I am super keen on highlighting the fact that people are free to use the DataFrame API that I have created which mirrors the PySpark API as much as possible but there is nothing stopping them, and I would actively encourage people to create their own plans so that if there is a situation where my library doesn’t do what you want you are able to work around the issue. I never want to be in the situation that the Microsoft Spark dotnet got in where if something didn’t work you were totally stuck.

To help with this I am considering pulling out the core gRPC operations that send plans up and down and splitting from the DataFrame API part of the code which is responsible for building the logical plans. In an ideal world you would be able to either supply your own DataFrame API or your own gRPC operations and pick and choose what you implement yourself and what is provided for you.

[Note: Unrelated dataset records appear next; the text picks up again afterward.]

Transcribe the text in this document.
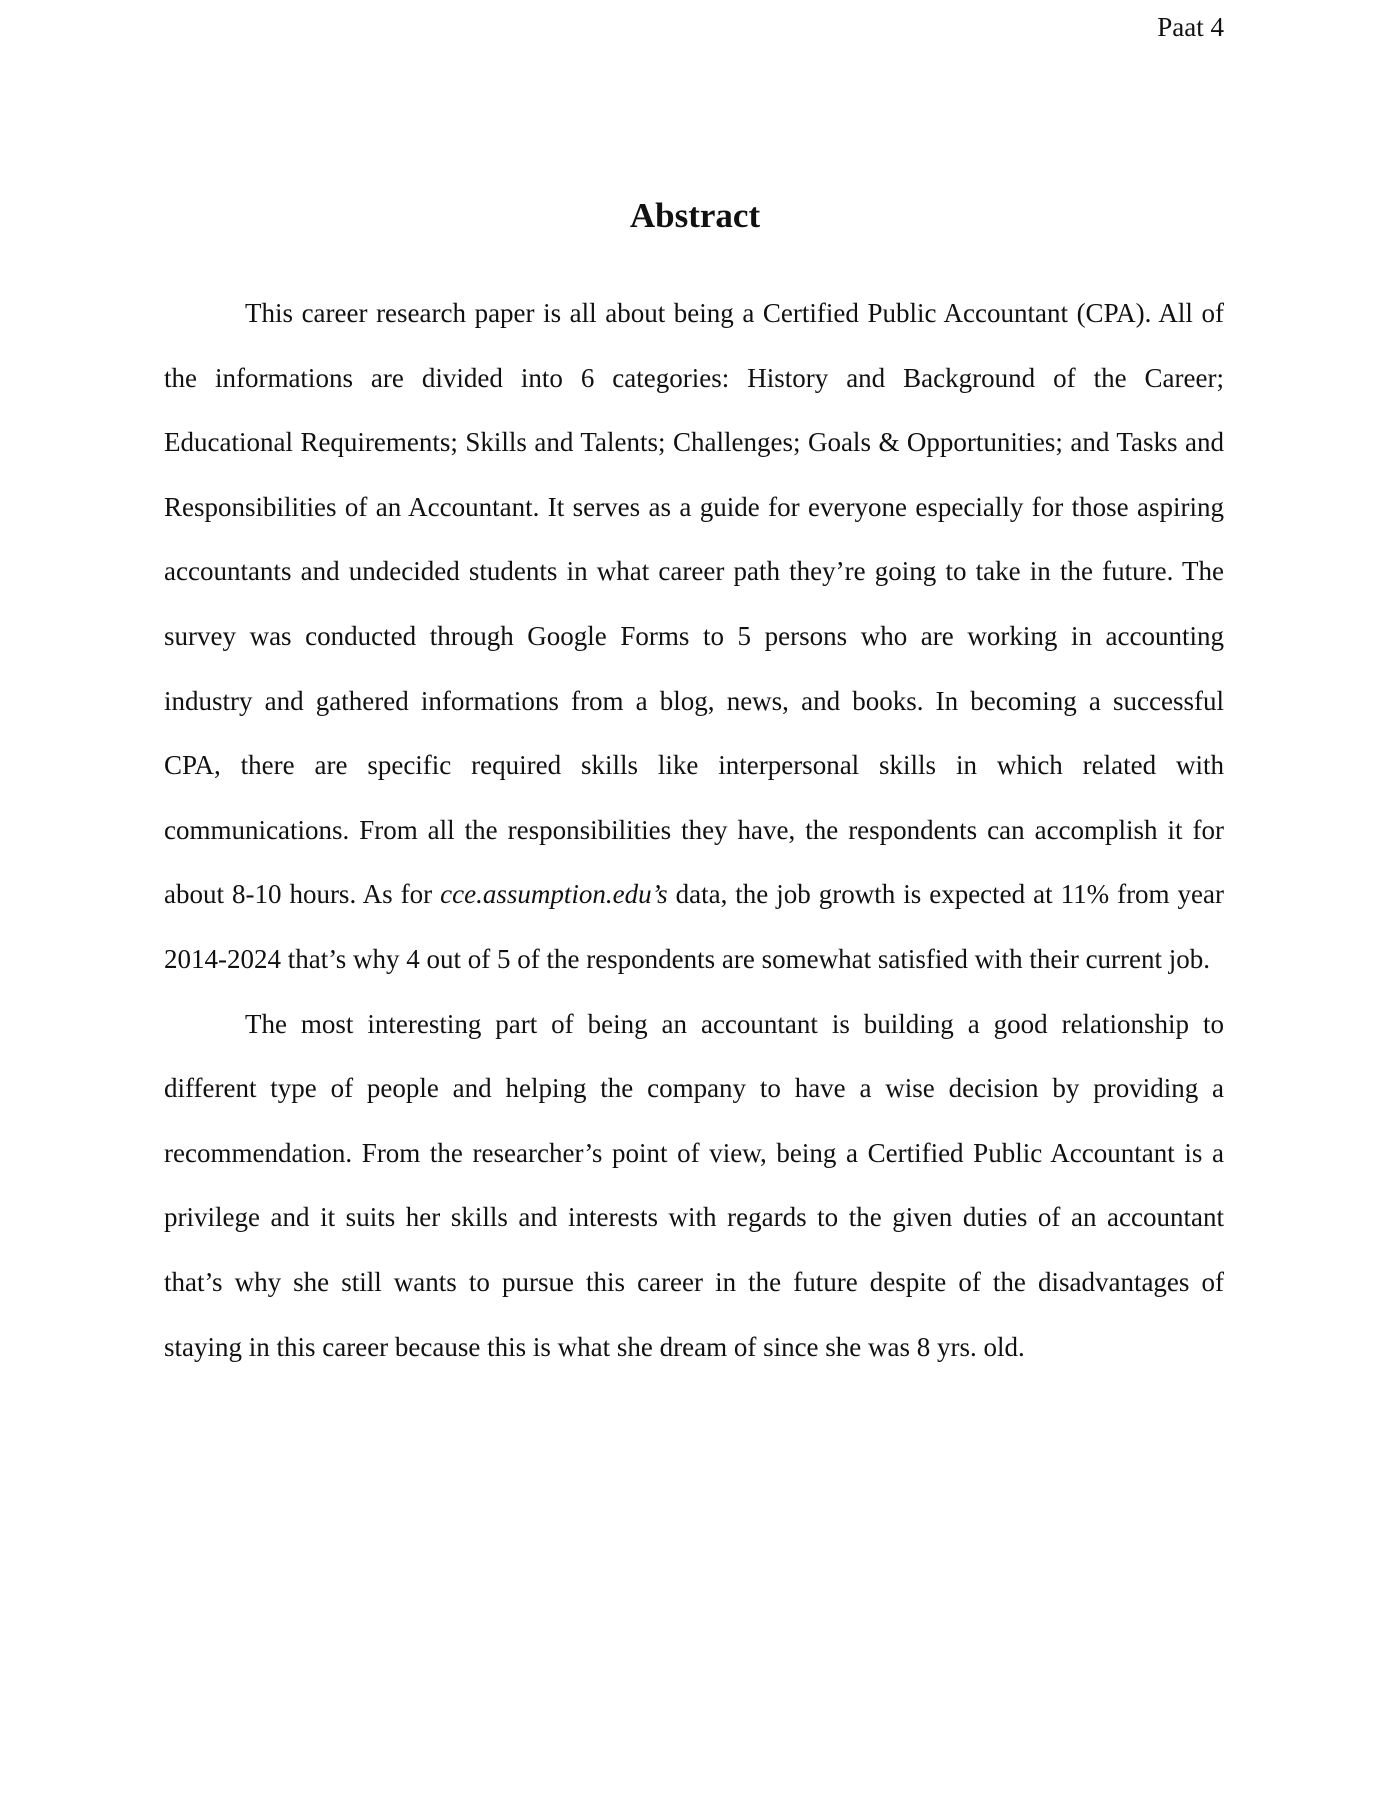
Paat 4
Abstract
This career research paper is all about being a Certified Public Accountant (CPA). All of
the informations are divided into 6 categories: History and Background of the Career;
Educational Requirements; Skills and Talents; Challenges; Goals & Opportunities; and Tasks and
Responsibilities of an Accountant. It serves as a guide for everyone especially for those aspiring
accountants and undecided students in what career path they’re going to take in the future. The
survey was conducted through Google Forms to 5 persons who are working in accounting
industry and gathered informations from a blog, news, and books. In becoming a successful
CPA, there are specific required skills like interpersonal skills in which related with
communications. From all the responsibilities they have, the respondents can accomplish it for
about 8-10 hours. As for cce.assumption.edu’s data, the job growth is expected at 11% from year
2014-2024 that’s why 4 out of 5 of the respondents are somewhat satisfied with their current job.
The most interesting part of being an accountant is building a good relationship to
different type of people and helping the company to have a wise decision by providing a
recommendation. From the researcher’s point of view, being a Certified Public Accountant is a
privilege and it suits her skills and interests with regards to the given duties of an accountant
that’s why she still wants to pursue this career in the future despite of the disadvantages of
staying in this career because this is what she dream of since she was 8 yrs. old.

Tests don’t validate the responses

When I wrote this I autogenerated the bulk of the functions and while creating those I also autogenerated a test for each function but the tests call the function and do not validate the response. I am in two minds about whether this is perfect or I should be validating the response. It isn’t the aim of this library to ensure that Spark works correctly merely to ensure that when you ask for x you get x and the tests work for that.

Function Metadata

One longer term goal is to create a set of metadata from the Spark source that allows me to generate functions, tests, and documentation. I would love to be in the position that I can generate a complete DataFrame API from metadata so we could have a version of the library that matches the PySpark API including the naming so you could copy and paste from PySpark and have the code pretty much work, also a Scala version and a .NET version - all re-creatable with doc comments and tests.

I have tried a couple of times and, like the StringOrCol union types haven’t been able to get exactly what I want but it is something I will keep working on. Hopefully, until the next major Apache Spark release there won’t be that much work needed on the library so I can work on some of the longer term plans.